Bir derdim var ama Sevgililer Günü ile ilgili. Çiftlerin o günü yaşama şekli biraz tuhaf geliyor bana. Elbette isteyen istediği gibi kutlasın, bana ne 😏 Ama şöyle düşünün aşk biraz mahremiyet ister ya, tam da bu yüzden, bu günü kalabalık bir restaurantta, romantik olacağı düşünülerek tasarlanmış zorlama bir ortamda, aynı hedefle gelmiş bir sürü çiftle birlikte geçirmek istemem ben.
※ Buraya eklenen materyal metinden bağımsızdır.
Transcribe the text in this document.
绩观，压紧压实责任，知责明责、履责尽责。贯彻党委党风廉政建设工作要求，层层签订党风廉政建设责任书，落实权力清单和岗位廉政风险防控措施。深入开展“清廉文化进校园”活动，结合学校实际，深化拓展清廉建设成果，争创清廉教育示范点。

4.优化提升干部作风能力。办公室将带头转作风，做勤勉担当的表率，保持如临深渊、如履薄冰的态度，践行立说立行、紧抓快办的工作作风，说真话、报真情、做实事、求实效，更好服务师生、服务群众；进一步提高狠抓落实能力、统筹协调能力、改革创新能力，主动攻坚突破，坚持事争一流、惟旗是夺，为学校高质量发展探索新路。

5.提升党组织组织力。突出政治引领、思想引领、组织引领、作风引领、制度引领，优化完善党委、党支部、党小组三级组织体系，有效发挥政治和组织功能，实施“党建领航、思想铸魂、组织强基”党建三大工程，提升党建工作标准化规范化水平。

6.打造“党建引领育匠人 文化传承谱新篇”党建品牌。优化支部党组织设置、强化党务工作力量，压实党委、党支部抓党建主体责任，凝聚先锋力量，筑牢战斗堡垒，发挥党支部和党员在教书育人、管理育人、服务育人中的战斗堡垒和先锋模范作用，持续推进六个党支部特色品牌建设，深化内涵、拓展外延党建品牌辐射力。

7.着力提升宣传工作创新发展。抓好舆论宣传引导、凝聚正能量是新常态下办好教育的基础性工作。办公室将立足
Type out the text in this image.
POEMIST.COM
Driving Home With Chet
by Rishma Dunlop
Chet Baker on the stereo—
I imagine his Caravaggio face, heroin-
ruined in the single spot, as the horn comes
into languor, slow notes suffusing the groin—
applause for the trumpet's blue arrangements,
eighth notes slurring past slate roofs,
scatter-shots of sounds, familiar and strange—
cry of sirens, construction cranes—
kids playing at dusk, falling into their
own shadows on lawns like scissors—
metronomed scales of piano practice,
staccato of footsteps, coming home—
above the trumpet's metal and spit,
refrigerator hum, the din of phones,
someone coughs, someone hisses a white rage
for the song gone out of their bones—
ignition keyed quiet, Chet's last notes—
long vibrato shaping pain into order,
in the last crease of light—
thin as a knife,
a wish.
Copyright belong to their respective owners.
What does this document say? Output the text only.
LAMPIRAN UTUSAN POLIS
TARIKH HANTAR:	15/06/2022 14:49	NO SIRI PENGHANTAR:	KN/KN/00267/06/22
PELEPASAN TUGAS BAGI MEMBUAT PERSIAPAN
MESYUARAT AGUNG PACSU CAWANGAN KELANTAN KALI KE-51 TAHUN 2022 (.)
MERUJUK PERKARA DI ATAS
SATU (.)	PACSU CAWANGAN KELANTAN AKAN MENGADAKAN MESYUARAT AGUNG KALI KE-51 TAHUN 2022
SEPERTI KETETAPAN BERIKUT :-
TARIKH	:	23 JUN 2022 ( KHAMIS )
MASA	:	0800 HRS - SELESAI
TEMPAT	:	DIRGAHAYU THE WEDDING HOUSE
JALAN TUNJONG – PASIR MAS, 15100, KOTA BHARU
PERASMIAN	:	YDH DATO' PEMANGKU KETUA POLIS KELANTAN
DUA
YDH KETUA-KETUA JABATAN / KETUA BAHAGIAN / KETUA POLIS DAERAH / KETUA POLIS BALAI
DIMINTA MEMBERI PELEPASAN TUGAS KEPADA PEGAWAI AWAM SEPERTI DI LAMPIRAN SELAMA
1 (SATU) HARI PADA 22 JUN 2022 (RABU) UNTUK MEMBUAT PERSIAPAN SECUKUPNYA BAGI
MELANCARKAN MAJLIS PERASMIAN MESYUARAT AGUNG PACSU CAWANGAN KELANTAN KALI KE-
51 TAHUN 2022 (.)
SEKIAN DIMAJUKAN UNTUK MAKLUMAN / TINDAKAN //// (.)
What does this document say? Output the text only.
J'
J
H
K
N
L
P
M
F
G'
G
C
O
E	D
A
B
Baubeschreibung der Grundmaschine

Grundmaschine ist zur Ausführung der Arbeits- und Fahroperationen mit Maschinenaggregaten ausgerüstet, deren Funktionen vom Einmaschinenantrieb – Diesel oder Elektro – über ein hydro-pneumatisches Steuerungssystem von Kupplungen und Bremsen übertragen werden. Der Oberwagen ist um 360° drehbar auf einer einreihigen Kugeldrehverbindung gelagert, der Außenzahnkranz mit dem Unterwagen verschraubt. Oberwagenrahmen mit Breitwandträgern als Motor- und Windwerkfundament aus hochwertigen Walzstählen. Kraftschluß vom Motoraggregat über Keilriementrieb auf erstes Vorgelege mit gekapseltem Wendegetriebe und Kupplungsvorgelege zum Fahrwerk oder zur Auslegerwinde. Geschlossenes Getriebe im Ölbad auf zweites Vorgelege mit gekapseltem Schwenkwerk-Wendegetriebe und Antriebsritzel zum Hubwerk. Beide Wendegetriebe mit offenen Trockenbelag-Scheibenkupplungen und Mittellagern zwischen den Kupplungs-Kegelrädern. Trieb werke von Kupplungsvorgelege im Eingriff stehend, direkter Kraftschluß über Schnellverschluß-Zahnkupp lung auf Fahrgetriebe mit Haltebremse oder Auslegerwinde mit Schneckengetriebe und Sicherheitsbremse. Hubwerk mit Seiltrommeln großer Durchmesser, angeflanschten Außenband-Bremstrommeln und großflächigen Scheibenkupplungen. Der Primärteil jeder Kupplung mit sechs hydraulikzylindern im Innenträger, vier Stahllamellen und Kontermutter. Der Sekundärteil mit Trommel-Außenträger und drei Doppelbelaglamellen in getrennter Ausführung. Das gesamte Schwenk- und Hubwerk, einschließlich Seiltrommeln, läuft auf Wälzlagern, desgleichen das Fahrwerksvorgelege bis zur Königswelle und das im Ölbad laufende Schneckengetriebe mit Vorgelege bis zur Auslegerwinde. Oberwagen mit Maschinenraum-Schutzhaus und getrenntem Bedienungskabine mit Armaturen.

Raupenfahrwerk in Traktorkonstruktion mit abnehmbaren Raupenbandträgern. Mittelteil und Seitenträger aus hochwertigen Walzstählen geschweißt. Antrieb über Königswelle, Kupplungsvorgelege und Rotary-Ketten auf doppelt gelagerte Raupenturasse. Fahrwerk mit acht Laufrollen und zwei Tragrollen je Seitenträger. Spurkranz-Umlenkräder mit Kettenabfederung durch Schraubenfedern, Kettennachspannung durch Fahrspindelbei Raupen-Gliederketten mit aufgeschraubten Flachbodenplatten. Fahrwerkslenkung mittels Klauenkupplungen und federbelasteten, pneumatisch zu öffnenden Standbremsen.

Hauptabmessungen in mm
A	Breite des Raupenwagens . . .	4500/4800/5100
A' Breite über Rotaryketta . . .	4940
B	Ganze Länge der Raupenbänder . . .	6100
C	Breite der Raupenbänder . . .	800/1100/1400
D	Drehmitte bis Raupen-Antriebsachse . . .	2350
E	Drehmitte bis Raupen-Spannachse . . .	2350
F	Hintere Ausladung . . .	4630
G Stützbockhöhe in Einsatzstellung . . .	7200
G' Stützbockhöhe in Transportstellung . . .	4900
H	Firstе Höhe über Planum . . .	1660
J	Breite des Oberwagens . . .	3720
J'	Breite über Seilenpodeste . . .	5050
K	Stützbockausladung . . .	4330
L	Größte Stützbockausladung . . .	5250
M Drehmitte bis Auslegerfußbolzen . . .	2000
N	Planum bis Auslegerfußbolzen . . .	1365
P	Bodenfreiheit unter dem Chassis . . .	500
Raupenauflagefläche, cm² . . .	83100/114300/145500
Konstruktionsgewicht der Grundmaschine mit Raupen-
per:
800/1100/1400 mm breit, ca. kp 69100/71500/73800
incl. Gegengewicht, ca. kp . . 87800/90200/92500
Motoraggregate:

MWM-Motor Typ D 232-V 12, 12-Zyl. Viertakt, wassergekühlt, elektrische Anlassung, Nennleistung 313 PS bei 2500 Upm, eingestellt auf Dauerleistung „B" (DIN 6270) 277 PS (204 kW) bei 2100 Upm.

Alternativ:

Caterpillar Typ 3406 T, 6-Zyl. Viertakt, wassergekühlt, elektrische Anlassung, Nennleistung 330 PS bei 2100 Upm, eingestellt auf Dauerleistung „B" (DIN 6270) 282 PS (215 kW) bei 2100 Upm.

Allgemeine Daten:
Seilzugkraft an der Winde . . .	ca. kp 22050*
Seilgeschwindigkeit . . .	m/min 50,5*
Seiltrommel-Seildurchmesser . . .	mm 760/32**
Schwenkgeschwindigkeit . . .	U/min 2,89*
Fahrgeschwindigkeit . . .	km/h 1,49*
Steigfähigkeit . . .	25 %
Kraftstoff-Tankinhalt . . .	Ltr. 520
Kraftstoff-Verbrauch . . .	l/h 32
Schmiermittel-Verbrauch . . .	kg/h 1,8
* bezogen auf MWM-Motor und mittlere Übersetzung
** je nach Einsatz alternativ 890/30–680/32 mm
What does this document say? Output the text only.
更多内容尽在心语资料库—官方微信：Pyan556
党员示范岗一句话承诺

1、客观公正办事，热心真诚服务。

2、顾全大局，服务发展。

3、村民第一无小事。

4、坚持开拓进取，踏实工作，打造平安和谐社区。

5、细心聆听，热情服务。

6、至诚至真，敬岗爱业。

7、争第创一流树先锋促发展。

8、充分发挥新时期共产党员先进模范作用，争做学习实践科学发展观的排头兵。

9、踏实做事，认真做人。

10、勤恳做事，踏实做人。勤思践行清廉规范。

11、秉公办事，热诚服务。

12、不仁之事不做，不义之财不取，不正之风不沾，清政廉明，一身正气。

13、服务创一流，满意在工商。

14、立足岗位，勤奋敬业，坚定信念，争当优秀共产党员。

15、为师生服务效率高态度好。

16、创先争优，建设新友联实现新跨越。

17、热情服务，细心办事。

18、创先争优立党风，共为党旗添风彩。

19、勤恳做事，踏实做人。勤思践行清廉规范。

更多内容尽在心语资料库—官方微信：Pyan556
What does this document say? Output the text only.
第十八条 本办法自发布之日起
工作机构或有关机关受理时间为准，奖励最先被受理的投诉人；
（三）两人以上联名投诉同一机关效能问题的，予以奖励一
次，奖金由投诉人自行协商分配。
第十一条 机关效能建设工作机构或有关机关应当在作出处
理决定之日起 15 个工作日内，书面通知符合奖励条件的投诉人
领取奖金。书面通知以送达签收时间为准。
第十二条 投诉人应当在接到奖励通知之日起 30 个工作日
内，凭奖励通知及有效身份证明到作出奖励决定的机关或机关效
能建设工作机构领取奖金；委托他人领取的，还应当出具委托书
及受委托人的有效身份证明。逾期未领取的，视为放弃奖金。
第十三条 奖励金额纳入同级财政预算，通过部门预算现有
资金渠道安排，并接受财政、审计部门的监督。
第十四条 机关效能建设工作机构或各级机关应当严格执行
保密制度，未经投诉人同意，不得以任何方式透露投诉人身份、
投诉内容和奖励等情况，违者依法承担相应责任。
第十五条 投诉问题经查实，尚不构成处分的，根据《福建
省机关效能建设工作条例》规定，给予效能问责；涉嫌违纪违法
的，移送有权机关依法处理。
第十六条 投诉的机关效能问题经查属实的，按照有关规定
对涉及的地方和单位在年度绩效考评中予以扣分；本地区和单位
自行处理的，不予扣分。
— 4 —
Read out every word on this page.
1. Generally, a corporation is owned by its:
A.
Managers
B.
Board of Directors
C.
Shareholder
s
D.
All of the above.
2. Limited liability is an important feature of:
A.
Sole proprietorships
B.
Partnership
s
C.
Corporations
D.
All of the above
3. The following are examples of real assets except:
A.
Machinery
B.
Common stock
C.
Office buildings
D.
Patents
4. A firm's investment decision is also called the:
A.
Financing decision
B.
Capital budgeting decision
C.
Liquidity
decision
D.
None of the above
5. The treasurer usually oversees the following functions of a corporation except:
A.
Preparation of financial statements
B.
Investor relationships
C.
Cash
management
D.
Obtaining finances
Kırmızıdan gözlerim kanıyor.

Dekorasyon kırmızı, elbise kırmızı, ruj kırmızı, hatta şarap bile kırmızı. Oysa kırmızı oldukça kuvvetli bir renktir. Modadan, ev dekorasyonuna bu ateş rengini kullanırken çok dikkat etmelisiniz. Az olduğunda, detayda kullanıldığında oldukça vurucudur, biraz fazla kaçtığındaysa her renkten fazla gözü yorar.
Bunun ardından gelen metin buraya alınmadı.